The captain came on, his voice emaciated, and reiterated the crash position directive. How much time was left? Certainly enough to say I was sorry and that I wasn’t completely blameless in this situation, but I wasn’t ready to do that.
I starred at the floor. I thought about trying to untangle all this horribleness, but decided against it, a little relived that it all wouldn’t matter. Mostly I was wishing I had brought a magazine, and would have even settled now for a SkyMall. Tess was trying to hurt me, I know, and I wasn’t going to give her the satisfaction. Was it, actually, better to have known all these details? And how much money did she get from Killian, could we have flown Business Class? All trivial, I supposed, when you’re splattered across the desert.

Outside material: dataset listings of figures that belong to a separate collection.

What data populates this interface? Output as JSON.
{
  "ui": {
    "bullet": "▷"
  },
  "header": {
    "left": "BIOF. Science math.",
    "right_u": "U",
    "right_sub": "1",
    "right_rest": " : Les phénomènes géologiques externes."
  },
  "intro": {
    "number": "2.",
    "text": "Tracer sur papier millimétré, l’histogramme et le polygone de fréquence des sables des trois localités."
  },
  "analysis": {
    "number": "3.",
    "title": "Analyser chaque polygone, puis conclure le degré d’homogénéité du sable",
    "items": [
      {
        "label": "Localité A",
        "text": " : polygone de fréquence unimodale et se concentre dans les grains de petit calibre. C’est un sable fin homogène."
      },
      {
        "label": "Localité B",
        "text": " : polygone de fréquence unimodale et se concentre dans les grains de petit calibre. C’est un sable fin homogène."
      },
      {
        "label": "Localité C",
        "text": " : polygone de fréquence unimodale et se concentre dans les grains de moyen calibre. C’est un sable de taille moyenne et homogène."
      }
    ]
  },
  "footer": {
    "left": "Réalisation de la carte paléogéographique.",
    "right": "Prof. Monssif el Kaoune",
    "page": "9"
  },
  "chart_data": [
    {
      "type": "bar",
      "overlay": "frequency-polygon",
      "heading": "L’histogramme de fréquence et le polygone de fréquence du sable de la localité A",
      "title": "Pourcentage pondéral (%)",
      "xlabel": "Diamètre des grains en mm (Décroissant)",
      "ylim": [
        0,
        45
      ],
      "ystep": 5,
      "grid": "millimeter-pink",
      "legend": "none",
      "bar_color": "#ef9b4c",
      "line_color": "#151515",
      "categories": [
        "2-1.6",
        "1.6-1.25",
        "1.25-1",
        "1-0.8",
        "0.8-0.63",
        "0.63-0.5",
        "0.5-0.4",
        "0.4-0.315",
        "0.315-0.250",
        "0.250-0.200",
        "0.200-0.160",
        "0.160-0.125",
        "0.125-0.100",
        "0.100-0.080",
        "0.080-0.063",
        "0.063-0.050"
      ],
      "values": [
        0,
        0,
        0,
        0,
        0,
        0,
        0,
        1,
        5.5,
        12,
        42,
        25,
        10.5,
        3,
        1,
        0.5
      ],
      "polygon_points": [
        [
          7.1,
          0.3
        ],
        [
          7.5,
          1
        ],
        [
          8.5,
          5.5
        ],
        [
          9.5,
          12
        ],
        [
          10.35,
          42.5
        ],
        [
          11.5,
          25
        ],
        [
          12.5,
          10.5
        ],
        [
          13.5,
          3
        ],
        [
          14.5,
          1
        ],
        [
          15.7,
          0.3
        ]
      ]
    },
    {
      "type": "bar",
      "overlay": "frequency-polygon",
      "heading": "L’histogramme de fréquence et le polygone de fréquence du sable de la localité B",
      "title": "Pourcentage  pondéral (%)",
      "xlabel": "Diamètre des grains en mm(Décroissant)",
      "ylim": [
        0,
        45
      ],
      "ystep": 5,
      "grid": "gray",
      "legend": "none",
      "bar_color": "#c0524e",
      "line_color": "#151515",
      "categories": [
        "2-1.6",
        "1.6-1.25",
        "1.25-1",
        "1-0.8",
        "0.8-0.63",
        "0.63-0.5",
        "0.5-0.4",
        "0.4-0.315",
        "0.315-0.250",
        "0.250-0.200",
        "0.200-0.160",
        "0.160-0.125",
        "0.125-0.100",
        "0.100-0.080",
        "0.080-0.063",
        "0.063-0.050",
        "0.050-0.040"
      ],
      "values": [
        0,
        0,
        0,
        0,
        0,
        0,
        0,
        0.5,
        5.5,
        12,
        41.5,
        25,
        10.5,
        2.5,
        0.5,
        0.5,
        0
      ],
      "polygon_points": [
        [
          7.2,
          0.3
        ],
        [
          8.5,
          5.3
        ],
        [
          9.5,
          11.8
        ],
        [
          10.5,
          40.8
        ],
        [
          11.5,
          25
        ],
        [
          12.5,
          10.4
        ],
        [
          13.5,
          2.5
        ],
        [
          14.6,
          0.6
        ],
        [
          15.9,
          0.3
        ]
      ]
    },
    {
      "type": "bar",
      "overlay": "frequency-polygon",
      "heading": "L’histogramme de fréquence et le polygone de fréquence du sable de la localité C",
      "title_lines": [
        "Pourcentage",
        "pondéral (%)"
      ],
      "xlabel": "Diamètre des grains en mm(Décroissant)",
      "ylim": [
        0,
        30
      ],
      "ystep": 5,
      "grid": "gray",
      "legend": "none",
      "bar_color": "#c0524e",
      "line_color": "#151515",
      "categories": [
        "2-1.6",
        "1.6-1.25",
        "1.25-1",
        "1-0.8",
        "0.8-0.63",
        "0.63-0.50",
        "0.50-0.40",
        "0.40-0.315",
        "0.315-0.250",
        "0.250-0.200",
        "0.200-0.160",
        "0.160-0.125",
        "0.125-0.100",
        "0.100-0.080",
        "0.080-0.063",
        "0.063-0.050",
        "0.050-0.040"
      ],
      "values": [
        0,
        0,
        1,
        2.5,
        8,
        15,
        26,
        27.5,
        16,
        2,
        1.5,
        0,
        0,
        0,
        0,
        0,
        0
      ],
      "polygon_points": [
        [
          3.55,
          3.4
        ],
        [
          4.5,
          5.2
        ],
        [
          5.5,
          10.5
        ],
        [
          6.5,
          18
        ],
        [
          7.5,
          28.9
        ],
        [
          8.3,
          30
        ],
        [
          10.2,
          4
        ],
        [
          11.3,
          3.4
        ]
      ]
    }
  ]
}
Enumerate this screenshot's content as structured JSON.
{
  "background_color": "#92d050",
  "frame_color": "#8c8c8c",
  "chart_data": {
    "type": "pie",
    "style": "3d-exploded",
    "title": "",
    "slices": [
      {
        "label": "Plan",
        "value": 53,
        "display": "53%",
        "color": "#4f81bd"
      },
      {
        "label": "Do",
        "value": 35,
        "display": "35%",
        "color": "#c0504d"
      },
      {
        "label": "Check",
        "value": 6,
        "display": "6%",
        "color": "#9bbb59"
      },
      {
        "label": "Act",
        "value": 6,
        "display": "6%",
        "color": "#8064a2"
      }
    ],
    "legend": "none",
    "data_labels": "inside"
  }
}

A sputtering and rumbling started. It took on this rhythm and this whirring and a few seconds later we felt the unmistakable pull as the nose started to level back out and pitch upward. It was a miracle. The captain came on, reverting again to a cocky swinging-dick, and said that everything was fine. Applause and relieved laughter filled the cabin.
An hour later we were on the ground at the airport in Mexico. I looked at Tess and asked if she remembered to pack my zookeeper stuff.